According to a research by BambooHR, “82 percent of employees don’t think they’re recognized for their work as often as they deserve.” Your inability to show appreciation to your employees can make them feel unimportant. So, if you see hardworking employee, let the employee know. Even telling an employee, “wonderful job today!” on your way out the office, can make them feel recognised for all the hard work they are doing. Remember that one of the roles of HR is to motivate employees to ensure high productivity and decrease employee turnover. Therefore, your HR must cultivate the habit of recognising your employees for their efforts regardless of their position in the organisation.
3. Playing Politics and Favouritism:
We all have people we like for one reason or other, but it is not professionally right to bring that to play when taking professional HR decisions. You may be tempted to put someone very closed to you on the top of the stack for a new position or a promotion, but such favours are unfair to other employees. A survey by BambooHR shows that 79 percent of employees become annoyed when their co-workers are promoted faster than they are and that 22 percent of employees who are not getting promoted at your company look to other companies for opportunities to advance their careers.

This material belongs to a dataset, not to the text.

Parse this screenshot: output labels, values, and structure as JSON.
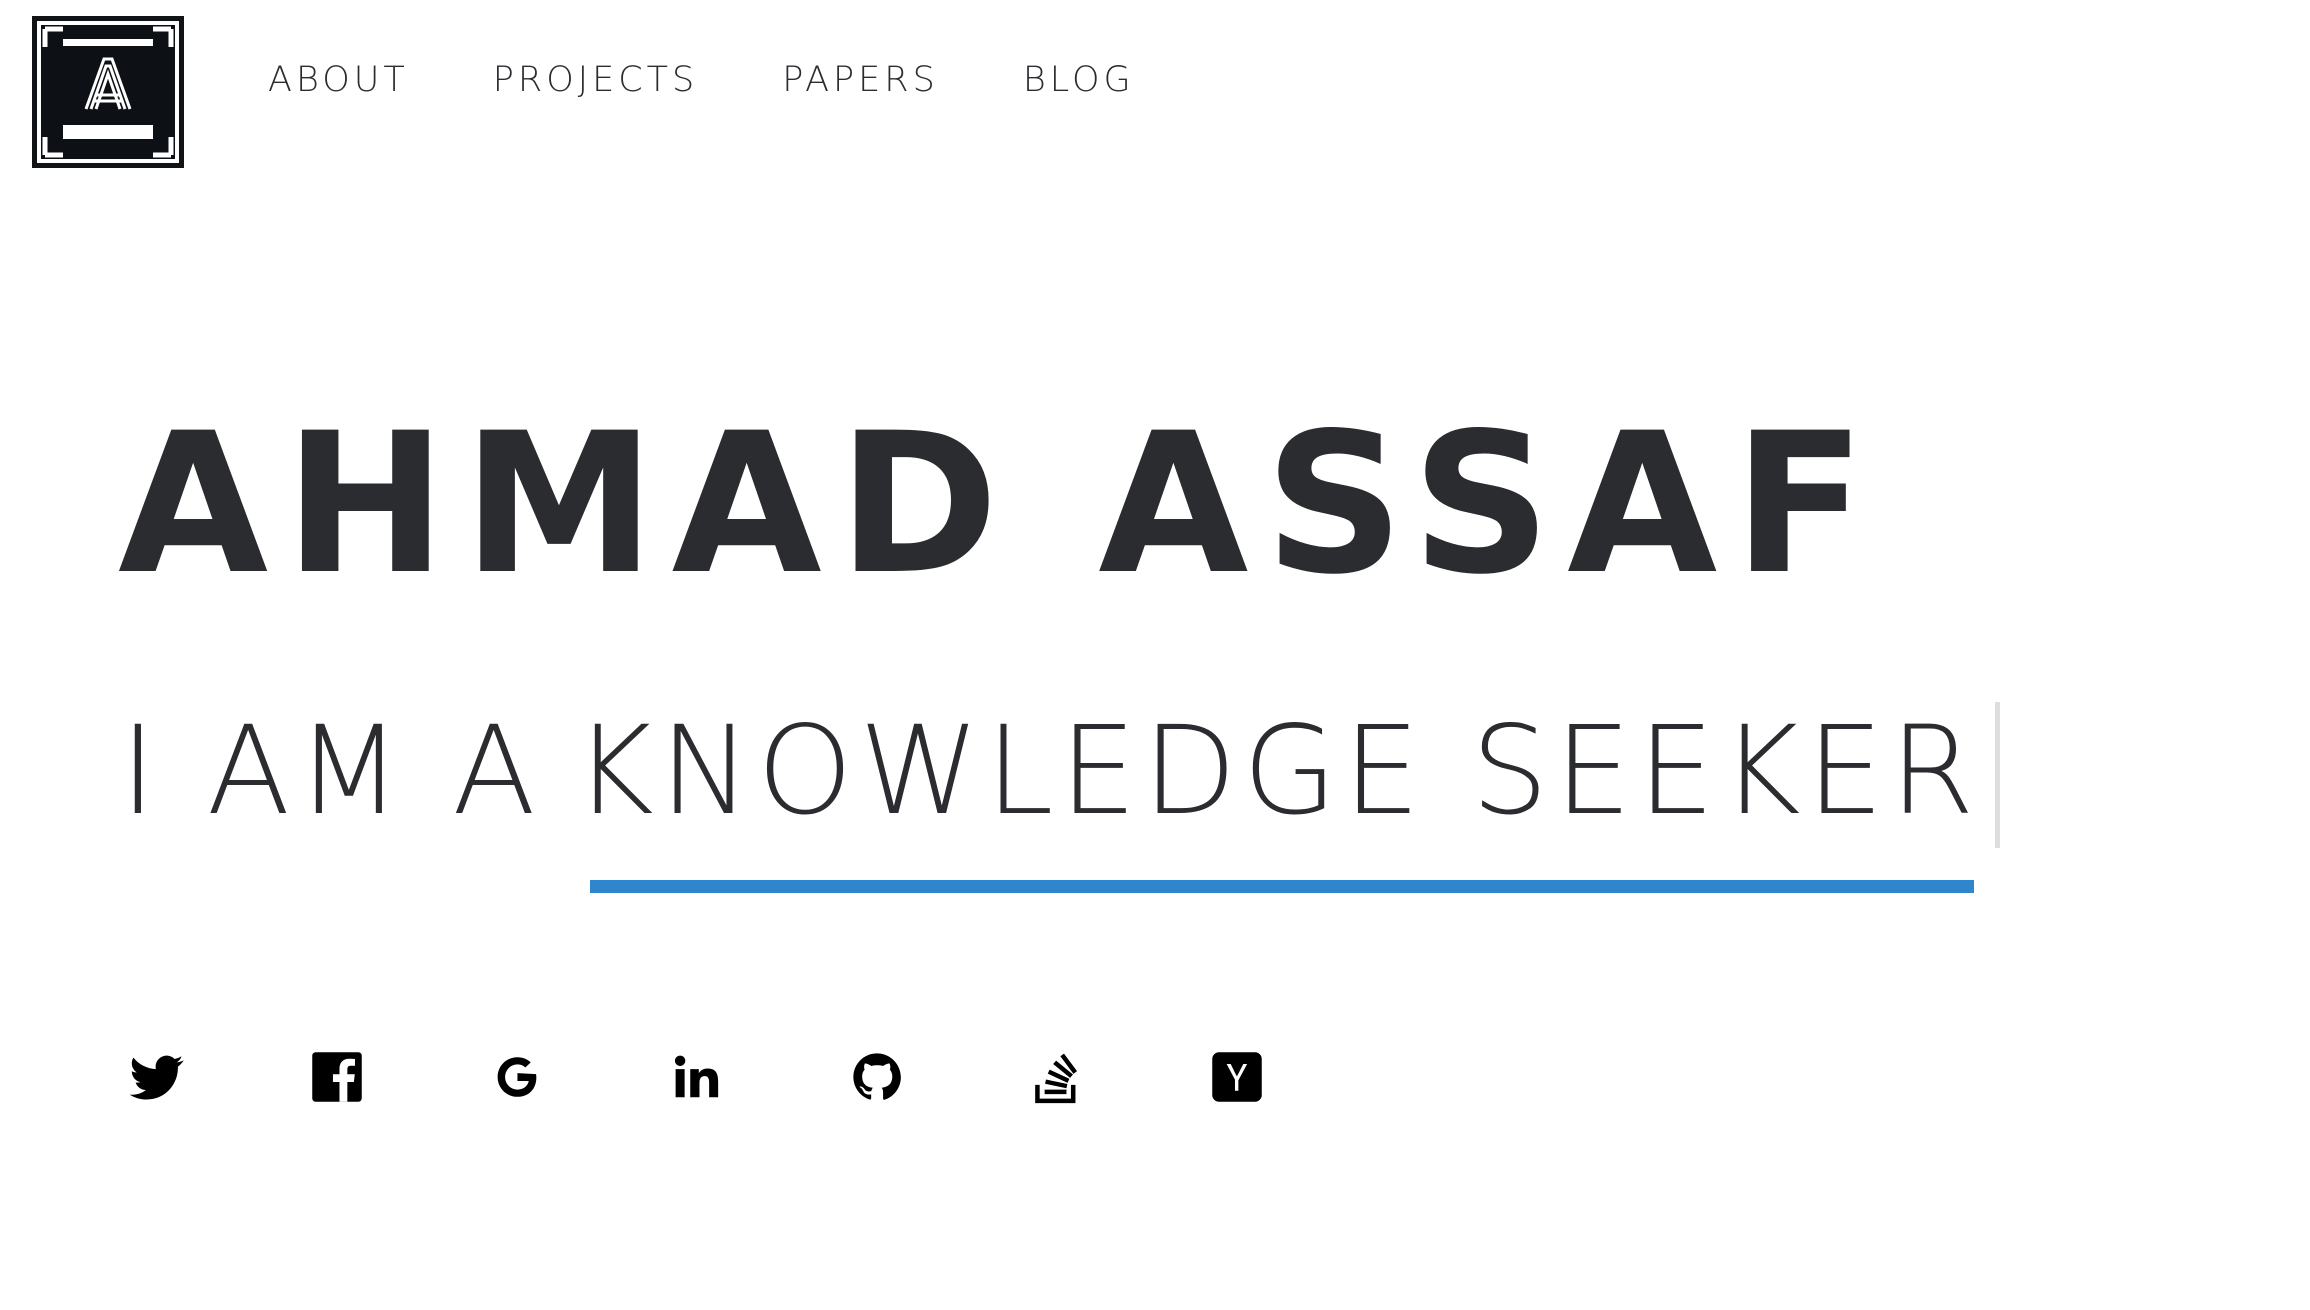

You should also stop playing politics in your recognitions and rewards programs; trying to recognise employees’ efforts based on status and influence is a bad habit that must be dropped in 2017. An article “Recognition by Half Measures Is Worse than No Recognition at All” by Derek Irvine, cited a scenario by the Charted Management Institute (CMI) in which two top British athletes Button (Formula 1) and Beth Tweddle (floor exercise, World Gymnastics Championships) were crowned world champions, but only Jenson Button (Formula 1) was acknowledged by Gordon Brown for his efforts. Though Formula 1 racing is far more publicized and watched televised sport globally than is gymnastics, but that certainly doesn’t lessen the achievements of Ms. Tweddle. This applies to all organization, it is wrong to ignore those who are performing the support roles in favour of those in more public-facing positions. Note that, if your favouritisms become common company knowledge, your professional reputation is at stake.
Professionally, HR should ensure employees comply with organisation work schedule policies, which they must have been trained on during recruitment. However, if such policies are not convenient for a healthy work life balance for your employees, staying rigid to them could result in high employee turnover. The BambooHR survey reported that 14% of employees said they will leave their present organisation if they don’t have a healthy work life balance. Therefore, HR needs to review their work schedule policies, to ensure a healthy work-life-balance for your employees. Staying rigid to an inconvenient work schedule policy is one harmful HR habit you need to let this year.